We work closely with local universities and Lancaster District Community & Voluntary Solutions to recruit and train volunteers to help with our work. Volunteers are a crucial part of the day-to-day running of our charity, and can involve user-facing case work, administrative support and other general responsibilities.
This is an especially good opportunity for students (for example student social workers seeking work placements) or for those who are seeking to expand their work experience. We are especially keen to recruit those who have experienced or are familiar with the kind of issues that our service users experience such as drug abuse or discrimination based on their sexuality or gender orientation, as this is integral to the work we do with our peer support groups. However, we welcome volunteers from all walks of life and our inductions involve extensive sensitivity training to the issues our service users experience.
Our staff and volunteers are bound to strict codes of conduct, best practice and confidentiality, and potential volunteers are subject to an enhanced Disclosure and Barring Service (formerly Criminal Records Bureau) check, though this does not necessarily preclude you from volunteering with us.
If you are interested in working with us, please feel free to get in touch with us for more information.
To find out more about the government’s guidelines about volunteering, click here or, if you’re on Jobseeker’s Allowance or a similar form of government benefits scheme talk to your adviser about how volunteering with us would fit into your obligations.
My Experience With Out In The Bay
Out in the Bay (OITB) is an organisation that supports members of the LGBT community, supports with drug and alcohol misuse and those living with long term sexual health conditions. The support is offered in a range of ways such as one to one support, drop-in sessions, social groups and awareness training. OITB is an all-inclusive organisation that doesn’t exclude anyone who may need help and support tailoring this to the person seeking help.
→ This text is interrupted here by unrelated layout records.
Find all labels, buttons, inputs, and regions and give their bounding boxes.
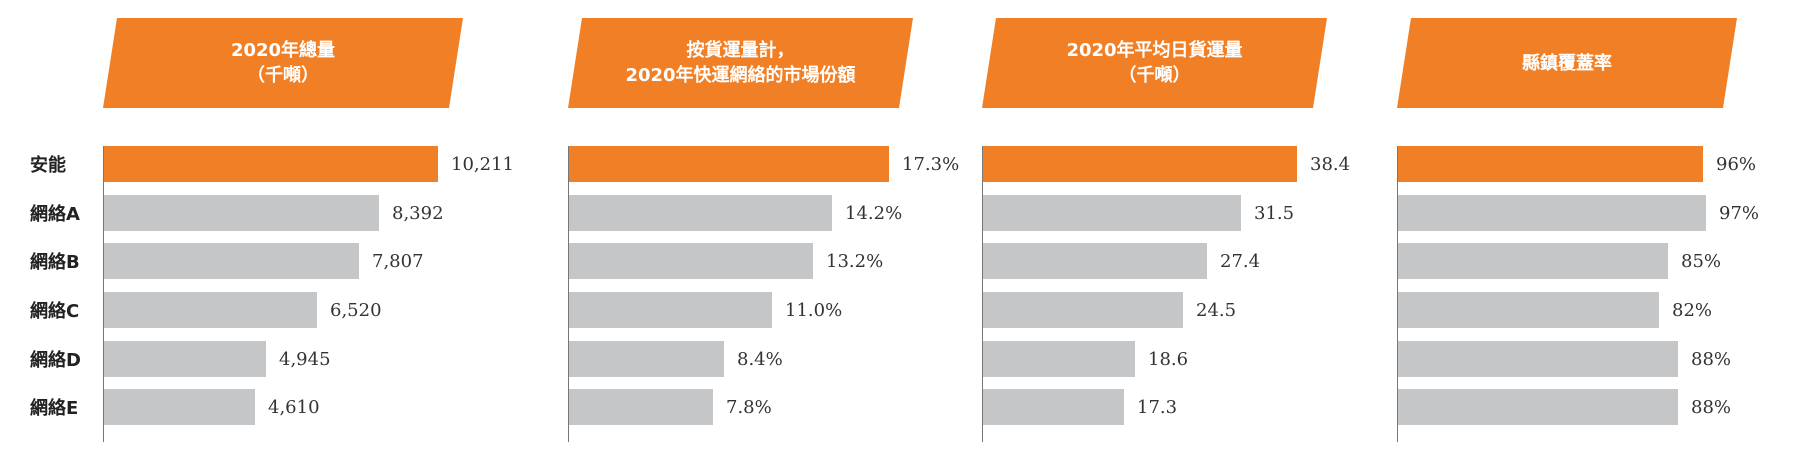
bar-competitor xyxy=(569,195,832,231)
row-label: 網絡A xyxy=(30,204,80,225)
bar-competitor xyxy=(983,341,1135,377)
bar-value-label: 88% xyxy=(1691,396,1732,418)
chart-title: 縣鎮覆蓋率 xyxy=(1397,18,1737,108)
chart-title-line: 2020年總量 xyxy=(230,40,336,61)
bar-competitor xyxy=(1398,195,1706,231)
bar-value-label: 7.8% xyxy=(726,396,772,418)
bar-competitor xyxy=(104,292,317,328)
bar-value-label: 24.5 xyxy=(1196,299,1237,321)
chart-title-banner xyxy=(982,18,1327,108)
bar-value-label: 4,610 xyxy=(268,396,320,418)
bar-value-label: 11.0% xyxy=(785,299,843,321)
bar-competitor xyxy=(1398,243,1668,279)
bar-highlight xyxy=(1398,146,1703,182)
y-axis-line xyxy=(103,146,104,442)
chart-title-banner xyxy=(1397,18,1737,108)
bar-value-label: 17.3% xyxy=(902,153,960,175)
bar-competitor xyxy=(104,195,379,231)
bar-highlight xyxy=(104,146,438,182)
bar-value-label: 38.4 xyxy=(1310,153,1351,175)
bar-value-label: 31.5 xyxy=(1254,202,1295,224)
bar-highlight xyxy=(569,146,889,182)
banner-shape xyxy=(103,18,463,108)
bar-value-label: 18.6 xyxy=(1148,348,1189,370)
bar-competitor xyxy=(983,292,1183,328)
bar-value-label: 8.4% xyxy=(737,348,783,370)
chart-title-line: 2020年平均日貨運量 xyxy=(1066,40,1243,61)
bar-competitor xyxy=(983,243,1207,279)
bar-value-label: 4,945 xyxy=(279,348,331,370)
row-label: 網絡D xyxy=(30,350,81,371)
bar-value-label: 13.2% xyxy=(826,250,884,272)
bar-value-label: 7,807 xyxy=(372,250,424,272)
banner-shape xyxy=(982,18,1327,108)
bar-competitor xyxy=(569,292,772,328)
chart-title: 2020年總量 （千噸） xyxy=(103,18,463,108)
bar-value-label: 96% xyxy=(1716,153,1757,175)
row-label: 網絡B xyxy=(30,252,80,273)
y-axis-line xyxy=(982,146,983,442)
bar-competitor xyxy=(104,341,266,377)
chart-panel: 按貨運量計， 2020年快運網絡的市場份額 17.3% 14.2% 13.2% 11.0%… xyxy=(568,0,959,459)
chart-title: 按貨運量計， 2020年快運網絡的市場份額 xyxy=(568,18,913,108)
bar-value-label: 88% xyxy=(1691,348,1732,370)
chart-title-line: 按貨運量計， xyxy=(686,40,795,61)
bar-value-label: 10,211 xyxy=(451,153,514,175)
chart-title-line: 縣鎮覆蓋率 xyxy=(1522,52,1612,74)
y-axis-line xyxy=(568,146,569,442)
bar-competitor xyxy=(104,243,359,279)
y-axis-line xyxy=(1397,146,1398,442)
chart-title: 2020年平均日貨運量 （千噸） xyxy=(982,18,1327,108)
banner-shape xyxy=(1397,18,1737,108)
chart-panel: 2020年總量 （千噸） 10,211 8,392 7,807 6,520 4,945 4,6… xyxy=(103,0,514,459)
chart-title-line: （千噸） xyxy=(247,65,319,86)
bar-competitor xyxy=(569,341,724,377)
row-label: 網絡C xyxy=(30,301,80,322)
bar-competitor xyxy=(569,389,713,425)
bar-value-label: 6,520 xyxy=(330,299,382,321)
bar-value-label: 17.3 xyxy=(1137,396,1178,418)
bar-competitor xyxy=(1398,292,1659,328)
bar-value-label: 8,392 xyxy=(392,202,444,224)
bar-competitor xyxy=(983,195,1241,231)
bar-value-label: 27.4 xyxy=(1220,250,1261,272)
banner-shape xyxy=(568,18,913,108)
bar-competitor xyxy=(1398,341,1678,377)
chart-panel: 縣鎮覆蓋率 96% 97% 85% 82% 88% 88% xyxy=(1397,0,1759,459)
bar-competitor xyxy=(569,243,813,279)
bar-competitor xyxy=(1398,389,1678,425)
bar-value-label: 85% xyxy=(1681,250,1722,272)
chart-title-line: 2020年快運網絡的市場份額 xyxy=(625,65,856,86)
chart-panel: 2020年平均日貨運量 （千噸） 38.4 31.5 27.4 24.5 18.6 17.3 xyxy=(982,0,1350,459)
chart-title-banner xyxy=(568,18,913,108)
chart-title-banner xyxy=(103,18,463,108)
row-label: 網絡E xyxy=(30,398,79,419)
bar-competitor xyxy=(104,389,255,425)
bar-highlight xyxy=(983,146,1297,182)
row-label: 安能 xyxy=(30,155,66,176)
bar-value-label: 14.2% xyxy=(845,202,903,224)
bar-value-label: 82% xyxy=(1672,299,1713,321)
chart-title-line: （千噸） xyxy=(1118,65,1191,86)
bar-competitor xyxy=(983,389,1124,425)
bar-value-label: 97% xyxy=(1719,202,1760,224)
OITB offers volunteering opportunities which include an in-depth training programme which students start their placement with.
It is hard to really pinpoint what you, as a student will be doing at OITB as every day is different. The first week as a student you will be looking at the organisation’s policies and procedures, completing e-training, and reading the service users’ files. I found this to be interesting as it gave an insight onto the work that you will be doing, gave background information on the people you will be supporting and helped you to understand the OITB way of doing things. The idea behind asking a student to read a large folder of policies is to high light that there is some reasons why OITB do things the way they do and to inform you and is professional. I however, did find this to be tedious and I would rather have spent the first morning meeting the team and shadowing other workers and breaking down the policy reading into smaller chunks. The e-training is a great chance to refresh your mind on important topics while working in this sector. I enjoyed the e-training and felt quite proud to have the number of development certificates so early on in my placement.
After you have settled in completed the training you will start to meet the service users. I have learnt a lot from the people that I have worked with. They are a diverse mix of people. I key day was when I spent the morning working with a young person who is going through transition and then spent the afternoon talking to an adult about their identity. You will gain a high understanding of risk and how to manage possible risks safely for the person or for yourself. I had to learn quickly about de-escalation, reasons behind addiction, issues that the LGBT community may face and why they need specialist support from OITB.
At OITB you are given a lot of opportunities to meet other organisations that offer other support to people within the local area. I have recently attended a forum for ‘users’ where professionals are not normally allowed into. This gave me some great insight into what my potential service users may need from me in the future. This also allowed me to challenge my own values and perceptions about this service user group. I feel that you need to be ready for being challenged.
Although OITB does some serious work, I feel that it is important to mention that you can laugh here and not a day goes by without us laughing about something which is a welcome break from the seriousness of the work we do. There is an open atmosphere in the office where I have felt that you can ask about anything, where no question is ever seen as a stupid one and any issues, personal or professional, can be talked about. I have felt so supported at OITB by the whole team.
I have enjoyed my time at OITB although I haven’t been here that long. I now leave with a lot more knowledge than I started with and I know that I can ring whenever I need specialist support in the future.